The Senior Lecturer in International Law and Human Rights at the University of Newcastle in NSW, Dr Amy Maguire, wrote on The Conversation website on 23 May that Mr Dutton’s statement announcing the deadline “reinforces prejudicial tropes that successive governments have used to demonise people seeking asylum in Australia”.
“The subjects of the Government’s announcement are not ‘people’, ‘individuals’, ‘human beings’ – or even ‘asylum seekers’. Instead, they are ‘illegal maritime arrivals’,” Dr Maguire wrote.
“These seemingly non-people did not ‘travel to’ or ‘arrive in’ Australia. Instead, they ‘flooded into Australia’.
“They are the latest group to suffer from the shameful practice of setting human beings apart from others in the community: they are another class threatening peril and menace.”
Dr Maguire wrote that Mr Dutton’s condemnation of “fake refugees” was prejudicial, suggesting that those people now subject to his deadline must not have genuine protection claims or they would have been lodged already.
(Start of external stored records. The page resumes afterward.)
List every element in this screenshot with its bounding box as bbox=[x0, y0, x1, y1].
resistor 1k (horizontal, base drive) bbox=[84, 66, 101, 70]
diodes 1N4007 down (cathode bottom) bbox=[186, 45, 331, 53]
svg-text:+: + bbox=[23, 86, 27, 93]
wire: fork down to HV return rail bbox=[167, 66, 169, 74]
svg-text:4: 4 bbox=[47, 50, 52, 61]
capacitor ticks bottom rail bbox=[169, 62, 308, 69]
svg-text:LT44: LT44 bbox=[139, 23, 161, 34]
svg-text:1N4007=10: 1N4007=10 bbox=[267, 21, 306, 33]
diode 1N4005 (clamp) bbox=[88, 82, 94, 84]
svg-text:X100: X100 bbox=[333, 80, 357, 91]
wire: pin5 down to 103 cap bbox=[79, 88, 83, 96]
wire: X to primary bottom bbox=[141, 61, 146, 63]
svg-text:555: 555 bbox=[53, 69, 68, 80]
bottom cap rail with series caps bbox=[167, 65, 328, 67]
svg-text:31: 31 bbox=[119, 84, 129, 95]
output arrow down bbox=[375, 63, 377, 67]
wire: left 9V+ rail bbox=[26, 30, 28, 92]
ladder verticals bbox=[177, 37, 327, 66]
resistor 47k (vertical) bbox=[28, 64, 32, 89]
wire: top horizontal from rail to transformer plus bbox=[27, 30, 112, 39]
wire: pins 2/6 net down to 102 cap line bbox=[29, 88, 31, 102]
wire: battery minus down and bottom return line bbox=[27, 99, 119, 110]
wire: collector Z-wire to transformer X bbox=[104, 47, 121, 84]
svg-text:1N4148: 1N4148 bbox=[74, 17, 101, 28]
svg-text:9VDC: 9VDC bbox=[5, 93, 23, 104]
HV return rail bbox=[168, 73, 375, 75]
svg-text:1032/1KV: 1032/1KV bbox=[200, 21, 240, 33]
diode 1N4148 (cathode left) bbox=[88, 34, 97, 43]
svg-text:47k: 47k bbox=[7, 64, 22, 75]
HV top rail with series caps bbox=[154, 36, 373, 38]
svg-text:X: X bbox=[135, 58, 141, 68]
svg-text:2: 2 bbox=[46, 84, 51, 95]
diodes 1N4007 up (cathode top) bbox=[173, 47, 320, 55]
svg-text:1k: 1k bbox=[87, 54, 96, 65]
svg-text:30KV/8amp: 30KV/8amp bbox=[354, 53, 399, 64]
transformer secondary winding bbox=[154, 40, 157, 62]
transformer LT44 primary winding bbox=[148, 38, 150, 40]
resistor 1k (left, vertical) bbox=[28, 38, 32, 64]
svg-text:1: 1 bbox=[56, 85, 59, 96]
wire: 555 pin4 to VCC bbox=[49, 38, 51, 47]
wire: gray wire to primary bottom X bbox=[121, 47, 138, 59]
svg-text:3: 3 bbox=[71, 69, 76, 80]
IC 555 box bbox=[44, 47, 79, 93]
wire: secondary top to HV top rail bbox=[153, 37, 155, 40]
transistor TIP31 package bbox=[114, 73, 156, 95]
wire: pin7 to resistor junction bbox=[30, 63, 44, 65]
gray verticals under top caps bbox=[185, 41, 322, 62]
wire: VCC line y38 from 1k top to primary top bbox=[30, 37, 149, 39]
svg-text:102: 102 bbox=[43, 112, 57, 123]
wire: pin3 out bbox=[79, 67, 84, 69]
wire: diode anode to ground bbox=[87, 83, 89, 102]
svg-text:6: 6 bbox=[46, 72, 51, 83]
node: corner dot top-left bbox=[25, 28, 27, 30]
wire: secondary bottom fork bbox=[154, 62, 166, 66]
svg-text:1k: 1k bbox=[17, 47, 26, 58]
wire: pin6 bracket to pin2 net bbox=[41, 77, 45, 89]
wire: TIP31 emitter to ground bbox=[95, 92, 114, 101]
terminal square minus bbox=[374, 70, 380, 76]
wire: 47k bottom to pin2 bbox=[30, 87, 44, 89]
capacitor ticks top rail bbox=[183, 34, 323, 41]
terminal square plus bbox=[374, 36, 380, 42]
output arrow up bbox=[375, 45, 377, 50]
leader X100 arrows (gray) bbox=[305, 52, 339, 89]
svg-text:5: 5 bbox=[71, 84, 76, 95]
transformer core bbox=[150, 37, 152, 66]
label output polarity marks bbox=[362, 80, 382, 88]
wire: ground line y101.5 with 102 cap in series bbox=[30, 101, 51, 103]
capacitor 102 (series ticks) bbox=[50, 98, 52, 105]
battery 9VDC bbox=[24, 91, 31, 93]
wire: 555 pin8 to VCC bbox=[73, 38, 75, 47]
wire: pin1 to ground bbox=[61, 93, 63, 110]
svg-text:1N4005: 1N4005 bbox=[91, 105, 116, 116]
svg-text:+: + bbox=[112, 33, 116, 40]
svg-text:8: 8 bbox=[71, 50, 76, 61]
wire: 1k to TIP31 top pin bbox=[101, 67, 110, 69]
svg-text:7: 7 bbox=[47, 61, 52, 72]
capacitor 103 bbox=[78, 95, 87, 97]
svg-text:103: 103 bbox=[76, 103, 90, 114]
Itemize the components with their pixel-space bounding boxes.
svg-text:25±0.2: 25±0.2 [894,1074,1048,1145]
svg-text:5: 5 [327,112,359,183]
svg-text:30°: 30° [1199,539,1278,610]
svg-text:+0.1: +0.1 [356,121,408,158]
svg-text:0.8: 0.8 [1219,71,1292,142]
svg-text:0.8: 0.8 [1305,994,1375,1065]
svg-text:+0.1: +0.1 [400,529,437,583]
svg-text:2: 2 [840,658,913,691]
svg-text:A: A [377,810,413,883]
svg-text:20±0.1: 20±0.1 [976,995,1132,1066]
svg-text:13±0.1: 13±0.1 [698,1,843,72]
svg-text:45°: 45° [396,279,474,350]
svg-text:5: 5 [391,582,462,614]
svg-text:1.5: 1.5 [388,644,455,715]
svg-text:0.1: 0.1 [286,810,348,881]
“Yet Department of Immigration statistics show people who travel to Australia by boat without a valid visa, seeking asylum, are more likely to be genuine refugees than people who travel by air with a visa and seek asylum on arrival. Over the years, between 70% and 100% of people arriving by boat have been assessed as eligible for refugee protection.”
She wrote that the people who were part of the “legacy caseload” had been living for some time in the Australian community in a state of legal limbo imposed when the then Labor Government stopped processing protection visa applications for people who had arrived by boat. This bar on applications was not fully lifted until late 2016.
The Minister’s announcement also failed to mention that the Department of Immigration was unable to process the volume of asylum claims currently lodged, or that an arbitrary deadline for applications from people in the legacy caseload group would force many to apply without proper legal assistance.
“Community legal centres around Australia have thousands of clients on their books awaiting assistance with protection claims. The complex process requires the completion of 184 questions and a detailed written statement, and many applicants will require translation. All ought to receive legal advice.
“The latest development imposes undue stress on an already extremely vulnerable community. Only three months ago, some members of this group received letters from the Department of Immigration, threatening the withdrawal of Medicare and work rights if they failed to lodge applications within a tight deadline.
“That many – if not all – of this group were on waiting lists for legal assistance is seemingly no longer sufficient to explain why they have not yet lodged protection applications.”
Dr Maguire noted that late last week, Foreign Minister Julie Bishop officially launched Australia’s bid for a 2018-20 seat on the United Nations Human Rights Council.
“It is impossible to determine the genuine extent of Australia’s commitment to human rights by juxtaposing Bishop’s claims with Dutton’s announcement. Article 14 of the Universal Declaration of Human Rights requires Australia to protect the rights of all people seeking asylum… Article 33 of the UN Refugee Convention prohibits the return of a refugee to a risk of persecution…
“Yet the imposition of the October 1 deadline for applications from those in the legacy caseload group imposes an arbitrary limit on the time available to seek protection. It suggests the Government is willing to violate its international legal option not to deport people who may have genuine claims for refugee status.
“Refugee advocates will feel compelled to challenge the deadline in the courts, if the Government seeks to deport people who have not had adequate opportunity or support to complete protection applications. This would open yet another front of government spending to support a policy and practice that violates Australia’s human rights obligations.”